Ces passoires thermiques sont une mauvaise manière que nous faisons aux enseignants comme aux élèves. Ils subissent le froid en hiver et la chaleur en été, ce qui nuit à la qualité de l’enseignement et à la transmission des savoirs.

Mais ces passoires thermiques sont également une mauvaise opération pour nos collectivités territoriales, qui se doivent de montrer l’exemple en matière d’économies d’énergie.

C’est une mauvaise opération, d’abord, du point de vue économique : les élus locaux en sont bien conscients, eux qui suivent de près l’évolution des factures pour ces bâtiments. La hausse des prix de l’énergie est d’autant plus forte que les bâtiments sont mal isolés.

Cela l’est, ensuite, du point de vue climatique. Comme l’a indiqué notre rapporteur, les écoles, collèges et lycées représentent 45 % de la surface du patrimoine bâti des collectivités, mais 84 % de leurs émissions de gaz à effet de serre. C’est colossal ! Or les collectivités sont également soumises aux impératifs de réduction des émissions de gaz à effet de serre et doivent s’y attaquer dès maintenant.

Le 7 décembre dernier, un accord a été trouvé entre le Parlement européen et le Conseil pour réviser la directive sur la performance énergétique des bâtiments. Cet accord prévoit la rénovation d’au moins 16 % des bâtiments non résidentiels les moins performants d’ici à 2030 et de 26 % d’entre eux d’ici à 2033.

Cette dynamique, portée par l’Union européenne et partagée par nos partenaires européens, est extrêmement ambitieuse. Elle doit maintenant se concrétiser dans les territoires. Les collectivités doivent prendre leur part des initiatives.

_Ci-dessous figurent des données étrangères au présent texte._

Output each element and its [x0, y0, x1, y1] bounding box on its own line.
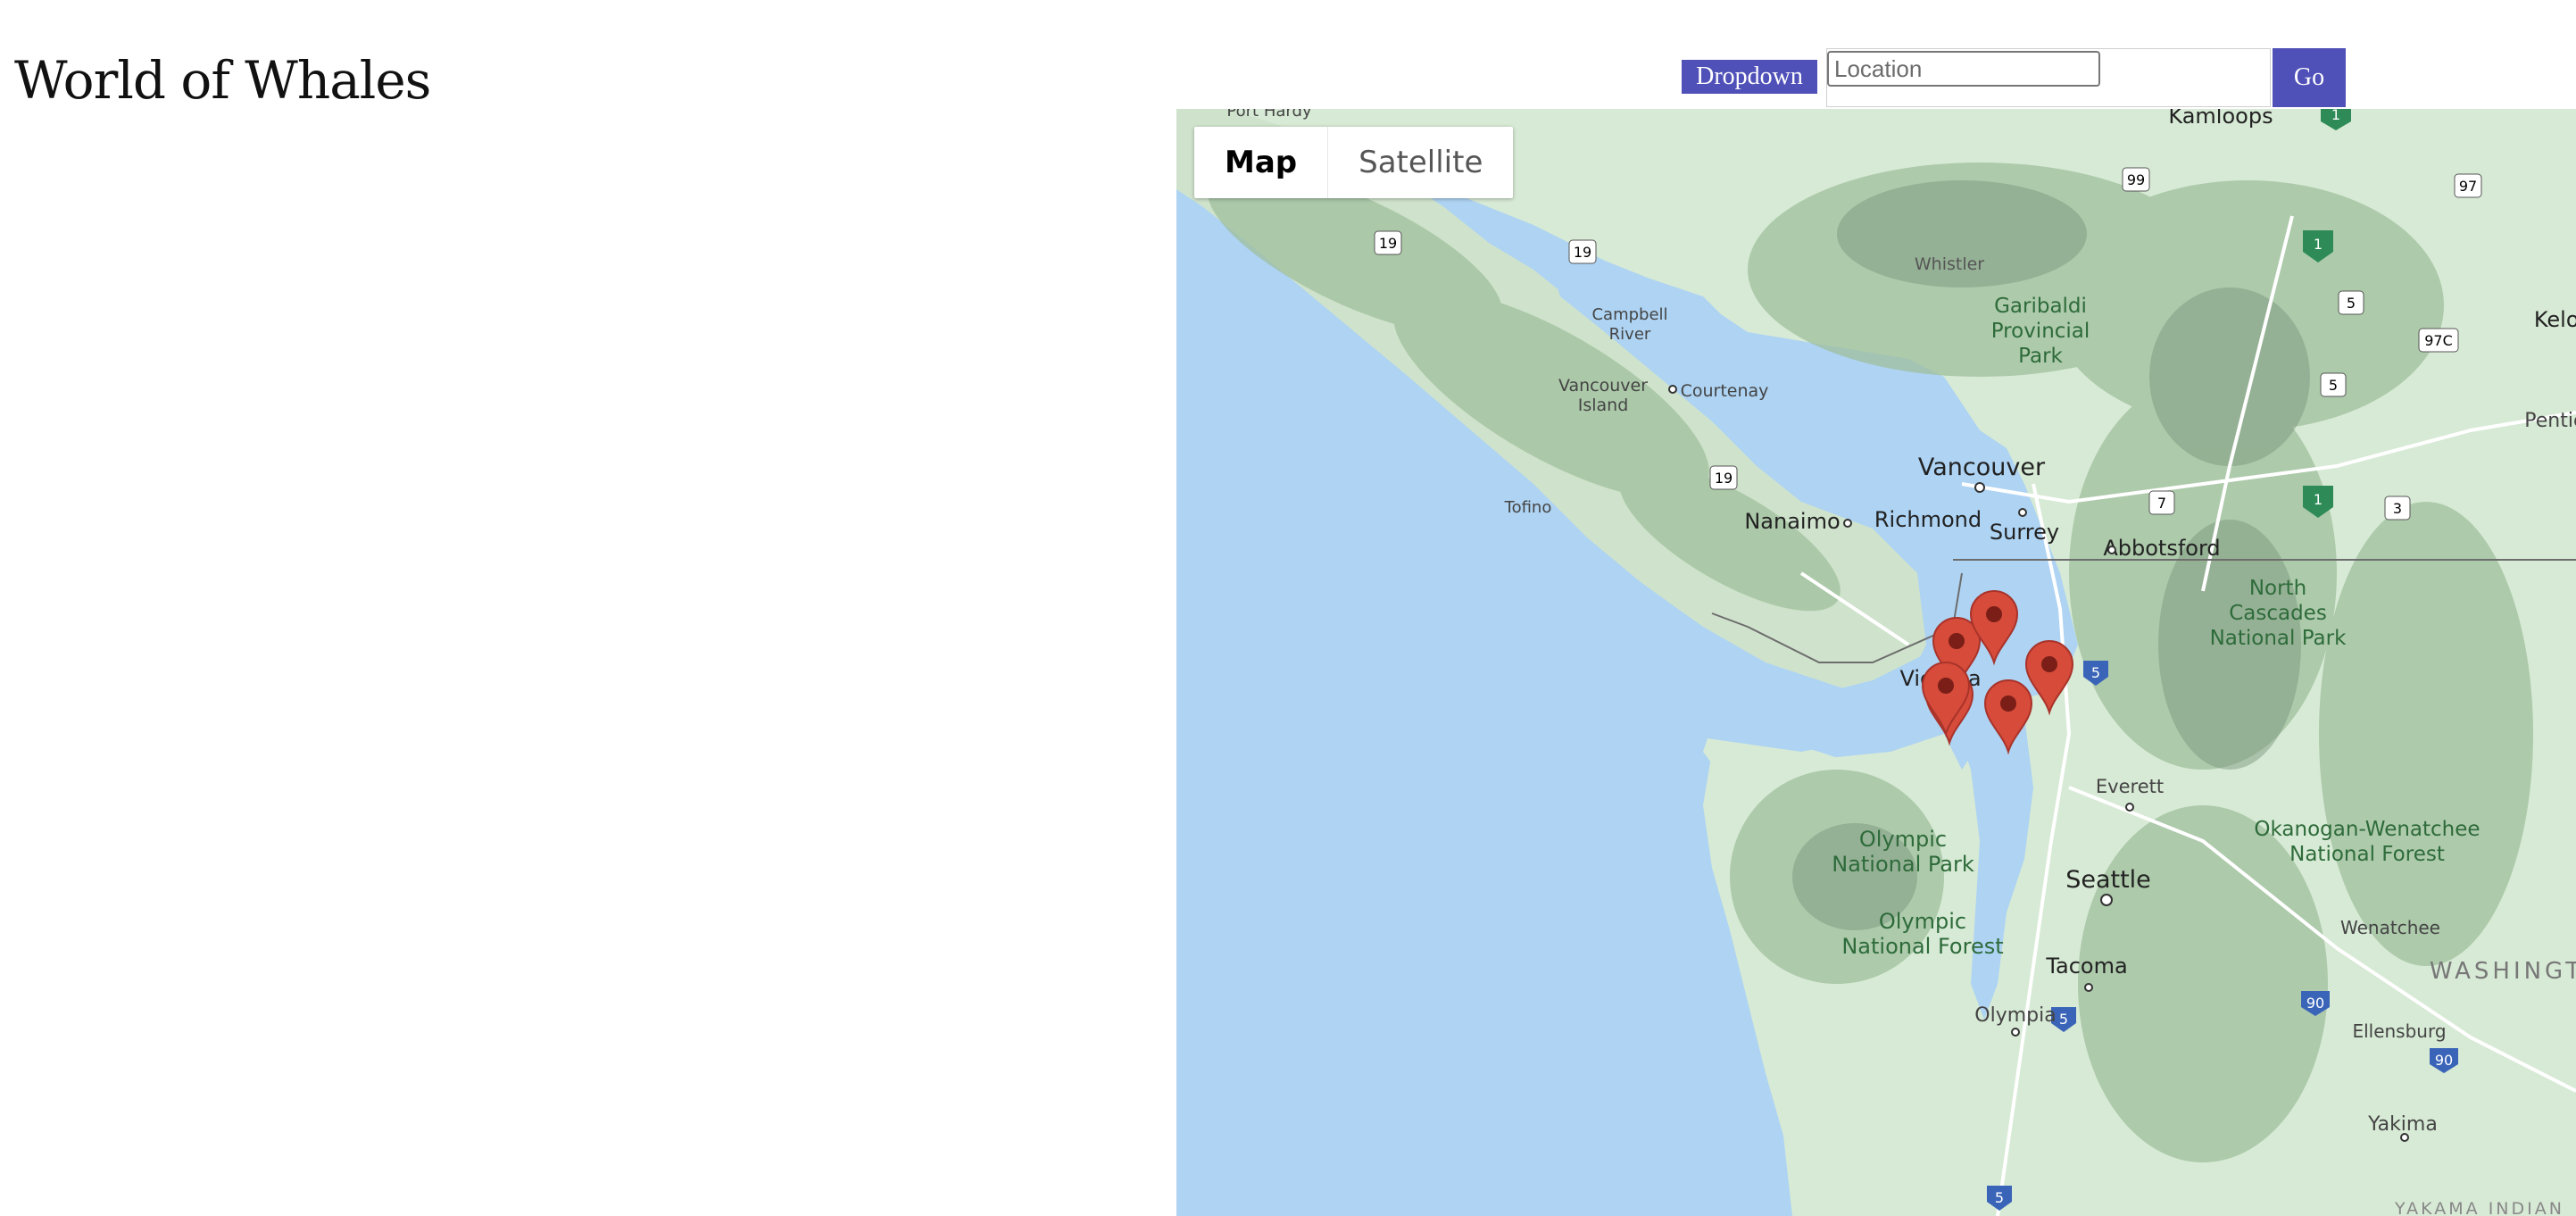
label-vancouver-island: Vancouver [1558, 376, 1648, 396]
route-19-shield: 19 [1709, 465, 1738, 490]
label-olympic-nf: Olympic [1879, 909, 1966, 934]
go-button[interactable]: Go [2273, 48, 2346, 107]
map-canvas[interactable]: 19 19 19 99 97 1 1 1 5 5 97C 7 3 5 5 5 9… [1176, 109, 2576, 1216]
svg-text:3: 3 [2393, 500, 2402, 517]
label-ellensburg: Ellensburg [2352, 1020, 2446, 1042]
label-okanogan: Okanogan-Wenatchee [2254, 818, 2480, 841]
route-19-shield: 19 [1568, 239, 1597, 264]
svg-text:1: 1 [2314, 236, 2323, 253]
label-garibaldi: Garibaldi [1994, 295, 2087, 318]
label-seattle: Seattle [2065, 866, 2151, 894]
label-olympic-np: Olympic [1859, 827, 1947, 852]
label-olympic-np: National Park [1832, 852, 1974, 877]
label-north-cascades: Cascades [2229, 602, 2327, 625]
route-97-shield: 97 [2454, 173, 2482, 198]
label-courtenay: Courtenay [1681, 381, 1769, 401]
label-surrey: Surrey [1990, 520, 2059, 545]
label-north-cascades: National Park [2210, 627, 2347, 650]
svg-text:97C: 97C [2424, 332, 2453, 349]
label-olympia: Olympia [1974, 1004, 2056, 1027]
svg-text:5: 5 [1995, 1189, 2004, 1206]
label-tofino: Tofino [1504, 498, 1552, 517]
route-7-shield: 7 [2148, 490, 2175, 515]
label-richmond: Richmond [1874, 507, 1982, 532]
label-yakima: Yakima [2367, 1113, 2438, 1136]
label-washington: WASHINGT [2430, 958, 2576, 985]
svg-text:5: 5 [2059, 1011, 2068, 1028]
dropdown-button[interactable]: Dropdown [1682, 60, 1817, 94]
svg-text:1: 1 [2314, 491, 2323, 508]
svg-text:7: 7 [2157, 495, 2166, 512]
label-tacoma: Tacoma [2045, 954, 2127, 979]
route-99-shield: 99 [2122, 167, 2150, 192]
svg-text:97: 97 [2459, 178, 2477, 195]
svg-text:99: 99 [2127, 171, 2145, 188]
svg-text:5: 5 [2347, 295, 2356, 312]
label-nanaimo: Nanaimo [1744, 509, 1840, 534]
map-view[interactable]: 19 19 19 99 97 1 1 1 5 5 97C 7 3 5 5 5 9… [1176, 109, 2576, 1216]
location-input[interactable] [1827, 51, 2100, 87]
map-type-map-button[interactable]: Map [1194, 127, 1327, 198]
svg-text:19: 19 [1715, 470, 1733, 487]
svg-text:90: 90 [2306, 995, 2324, 1012]
svg-text:19: 19 [1379, 235, 1397, 252]
label-everett: Everett [2096, 776, 2164, 797]
label-vancouver-island: Island [1578, 396, 1629, 415]
label-kelowna: Kelow [2534, 307, 2576, 332]
route-97c-shield: 97C [2418, 328, 2459, 353]
label-okanogan: National Forest [2289, 843, 2445, 866]
label-wenatchee: Wenatchee [2340, 917, 2440, 938]
location-search-box [1826, 48, 2271, 107]
label-port-hardy: Port Hardy [1226, 109, 1311, 121]
label-olympic-nf: National Forest [1841, 934, 2003, 959]
label-penticton: Pentict [2524, 410, 2576, 432]
route-19-shield: 19 [1374, 230, 1402, 255]
label-vancouver: Vancouver [1918, 454, 2046, 481]
page-title: World of Whales [14, 50, 431, 111]
map-type-control: Map Satellite [1194, 127, 1514, 198]
label-campbell-river: River [1609, 325, 1651, 344]
route-5-shield: 5 [2338, 290, 2364, 315]
svg-text:5: 5 [2091, 664, 2100, 681]
route-5-shield: 5 [2320, 372, 2347, 397]
svg-text:5: 5 [2329, 377, 2338, 394]
svg-text:1: 1 [2331, 109, 2340, 123]
route-3-shield: 3 [2384, 496, 2411, 521]
label-whistler: Whistler [1915, 254, 1984, 274]
label-campbell-river: Campbell [1591, 305, 1667, 324]
map-type-satellite-button[interactable]: Satellite [1328, 127, 1513, 198]
label-garibaldi: Provincial [1991, 320, 2090, 343]
label-abbotsford: Abbotsford [2103, 536, 2220, 561]
label-north-cascades: North [2249, 577, 2306, 600]
label-yakama: YAKAMA INDIAN [2394, 1199, 2564, 1216]
svg-text:90: 90 [2435, 1052, 2453, 1069]
svg-text:19: 19 [1574, 244, 1591, 261]
label-garibaldi: Park [2018, 345, 2063, 368]
label-kamloops: Kamloops [2168, 109, 2273, 129]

C’est pourquoi je tiens à saluer le travail réalisé sur ce sujet par la mission d’information dont Nadège Havet était la rapporteure. Le groupe RDPI a choisi d’inscrire à notre ordre du jour, dans son espace réservé, un texte utile pour nos collectivités, qui vise à transcrire dans la loi l’une des propositions de la mission d’information.

La proposition qui nous est faite est très simple et très opérationnelle : prévoir un taux dérogatoire pour la participation minimale des collectivités aux travaux qu’elles mènent en tant que maître d’ouvrage lorsque ces travaux concernent la rénovation énergétique des bâtiments scolaires.

Il s’agit de lever un blocage juridique pour permettre aux collectivités d’engager des travaux de rénovation. Le préfet pourra abaisser de 20 % à 10 % ce taux de contribution minimale. Ce changement est certes modeste, monsieur le rapporteur, mais il est important pour nos petites communes et pour nos maires ruraux attachés à la bonne gestion de leurs deniers.

Alors que le prix des rénovations peut atteindre 1 700 euros au mètre carré – je sais, en tant qu’ancien professionnel du bâtiment, qu’il peut même aller bien au-delà –, il convient d’assouplir les contraintes liées au schéma de financement. Cette règle de la contribution minimale a sans doute eu sa justification en droit, mais elle ne semble adaptée ni à l’urgence climatique ni à la capacité contributive des collectivités et singulièrement de nos petites communes rurales.

Les membres du groupe Les Indépendants – République et Territoires voteront bien évidemment en faveur de cette proposition de loi, madame Havet, mesure pragmatique et de bon sens. Nous espérons que les élus locaux sauront utiliser la nouvelle marge d’action qui leur sera ainsi donnée et qu’elle permettra d’atteindre l’objectif d’ici à 2030. (Applaudissements sur les travées du groupe RDPI.)